Например, уроженец Минской губернии начальник Ямальского окружного отдела НКВД Богданкевич во время приведения приговоров в исполнение организовывал пьянки для сотрудников за счет средств, изымаемых у осужденных к расстрелу. Часть этих средств шла также на оплату осведомителям. Во время допросов Богданкевич практиковал изощренные пытки: держал арестованных несколько часов по стойке «смирно», издевался над женами арестованных в присутствии мужей, применял конвейерный допрос, который длился нескольких суток, во время допросов заставлял сидеть заключенных на ребре ножек табуреток; производил корректировку протоколов допросов (предварительного писал их на черновиках, затем перепечатывал на машинке, вставляя «шпионаж» и «диверсии», а потом заставлял арестованных, угрожая пистолетом, их подписывать) и т. п. За совершенные преступления А. И. Богданкевич в 1938 г. был осужден Военным трибуналом войск НКВД на 5 лет лишения свободы, а в 1940 г. освобожден. Это только один из примеров активной «деятельности» НКВД и методов, которые активно использовали в своей прак
тике сотрудники органов от Бреста до Владивостока.
Весь СССР, в том числе и Беларусь, был покрыт густой сетью тюрем и следственных изоляторов НКВД — всего карательных учреждений насчитывалось не менее 800-900 (точное число установить не представляется возможным). Как правило, они дислоцировались в областных центрах РСФСР и столицах союзных и автономных республик. В Москве, Ленинграде и Минске находилось свыше десятка тюрем и изоляторов специального назначения.
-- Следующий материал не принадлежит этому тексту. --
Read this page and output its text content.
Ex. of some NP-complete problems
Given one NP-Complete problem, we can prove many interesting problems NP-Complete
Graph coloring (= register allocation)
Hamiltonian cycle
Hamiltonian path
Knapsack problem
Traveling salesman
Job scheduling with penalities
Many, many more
Хотя до сих пор на территории Беларуси не выявлено наличие в 1930-1940-е гг. исправительно-трудовых лагерей, это вовсе не означает их реального отсутствия. Наличие пересыльных тюрем и лагерей в Минске, Витебске, Могилеве, Слуцке, Гомеле позволяло держать там одновременно «спецконтингент» в 1520 тысяч человек. Срок пребывания «этапируемых» в пересыльных тюрьмах и лагерях зависел от «оперативности» администрации и мог длиться от нескольких часов до нескольких месяцев, а в среднем — 12-14 суток.
В период проведения массовых арестов, особенно в 1937— 1938 гг., когда органами НКВД БССР производились одновременно аресты несколько тысяч человек, возникла необходимость незамедлительного «этапирования» осужденных и подследственных к местам отбытия наказания. Из пересыльных тюрем и лагерей, расположенных на территории Беларуси, «этапирование» шло по следующим маршрутам: Витебск— Ленинград—Петрозаводск; Витебск—Вологда—Архангельск; Минск—Витебск—Вологда—Котлас; Минск—Москва— Владимир—Киров—Сыктывкар; Могилев—Брянск—
Воронеж—Куйбышев; Гоме ль—Чернигов—Запорожье; Минск—Москва—Казань—Свердловск—Воркута; Минск— Москва—Омск—Новосибирск—Красноярск—Норильск; Минск—Москва—Чита—Якутск—Магадан—Колыма и др. В одном таком этапе насчитывалось иногда несколько сотен человек, которые, в основном железнодорожным транспортом, перебрасывались на расстояние в тысячи километров.